Quality Hotel Augustin
Una estancia céntrica sin pretensiones, desayuno gratuito incluido
Sobre este hotel
El Quality Hotel Augustin queda a tres minutos a pie de Stiftsgården y un minuto de Prinsens Gate, firmemente dentro del centro histórico de Trondheim. Desayuno y Wi-Fi gratuitos están incluidos, un comienzo sencillo antes del paseo o el trayecto corto en taxi hasta Pirbadet, y el gimnasio da a los padres algo con que desconectar tras un día persiguiendo niños en la piscina de olas y los toboganes. El carácter sencillo y sin pretensiones encaja con una familia centrada en el viaje en sí más que en los extras del hotel, con un bar in situ que ofrece un rincón relajado para una copa nocturna. Su posición cerca de Stiftsgården mantiene tanto el casco antiguo como el trayecto más amplio hasta Pirbadet a fácil alcance. Esta organización céntrica y directa es lo que lo convierte en una opción fiable para visitas repetidas.
- Desayuno gratuito
- Cerca de Stiftsgården
- Gimnasio y bar
Nuestra opinión
Encaja con una familia que quiere una estancia fiable, céntrica y sin pretensiones cerca del casco antiguo histórico, sin pagar extra por un refinamiento que no notará tras un día agotador en Pirbadet.
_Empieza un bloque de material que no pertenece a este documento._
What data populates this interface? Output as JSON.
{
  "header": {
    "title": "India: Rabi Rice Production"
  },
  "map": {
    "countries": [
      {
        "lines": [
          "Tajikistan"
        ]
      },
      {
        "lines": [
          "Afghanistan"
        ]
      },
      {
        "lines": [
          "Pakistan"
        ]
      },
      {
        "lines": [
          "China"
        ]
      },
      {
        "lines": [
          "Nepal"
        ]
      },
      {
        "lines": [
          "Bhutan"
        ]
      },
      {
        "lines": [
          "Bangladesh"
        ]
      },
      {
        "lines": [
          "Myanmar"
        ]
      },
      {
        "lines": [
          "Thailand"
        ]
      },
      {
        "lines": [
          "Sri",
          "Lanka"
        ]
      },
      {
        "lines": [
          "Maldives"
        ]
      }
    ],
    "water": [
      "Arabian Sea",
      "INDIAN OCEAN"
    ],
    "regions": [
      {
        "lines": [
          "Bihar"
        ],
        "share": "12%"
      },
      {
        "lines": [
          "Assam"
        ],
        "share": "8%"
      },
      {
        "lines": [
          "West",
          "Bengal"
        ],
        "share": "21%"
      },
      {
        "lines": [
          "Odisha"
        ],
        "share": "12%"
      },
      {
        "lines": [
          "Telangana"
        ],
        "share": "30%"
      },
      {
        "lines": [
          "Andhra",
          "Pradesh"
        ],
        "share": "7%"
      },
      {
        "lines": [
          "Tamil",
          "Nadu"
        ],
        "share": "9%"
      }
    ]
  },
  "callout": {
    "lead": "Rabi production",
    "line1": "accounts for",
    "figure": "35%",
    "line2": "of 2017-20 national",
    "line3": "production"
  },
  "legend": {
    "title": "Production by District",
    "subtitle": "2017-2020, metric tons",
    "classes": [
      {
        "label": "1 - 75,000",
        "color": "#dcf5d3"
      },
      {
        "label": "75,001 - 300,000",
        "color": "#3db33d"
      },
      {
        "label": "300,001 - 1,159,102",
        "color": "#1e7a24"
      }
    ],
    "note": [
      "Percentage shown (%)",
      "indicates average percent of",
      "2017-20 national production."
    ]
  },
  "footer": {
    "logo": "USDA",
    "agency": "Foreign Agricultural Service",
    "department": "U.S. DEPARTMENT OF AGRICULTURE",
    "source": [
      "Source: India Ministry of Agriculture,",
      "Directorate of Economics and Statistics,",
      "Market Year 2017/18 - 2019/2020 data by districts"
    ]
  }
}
Menos indicado para una familia que busca servicios de lujo llamativos, ya que aquí el atractivo es la fiabilidad directa.
- ✓Aprovecha el desayuno gratuito para salir pronto antes de caminar o tomar un taxi corto hacia Pirbadet.
- ✓Explora Stiftsgården y el casco antiguo alrededor en una mañana de descanso entre visitas a las piscinas, a solo tres minutos.
- ✓Reserva el bar in situ para una velada relajada en lugar de volver a las zonas más animadas del centro.
Por qué nos gusta
- Desayuno y Wi-Fi gratuitos incluidos
- Cerca de Stiftsgården
- Habitaciones pet-friendly
- Bar in situ y gimnasio
Por qué encanta a los viajerosNos gustó que el Quality Hotel Augustin se mantuviera sencillo y sin pretensiones en lugar de esforzarse demasiado, algo que nos vino bien tras días completos en Pirbadet con dos niños cansados. El desayuno gratuito cada mañana y estar a tres minutos de Stiftsgården nos permitió encajar algo de turismo por el casco antiguo antes de volver a las piscinas sin sentirnos nunca apurados entre las dos cosas.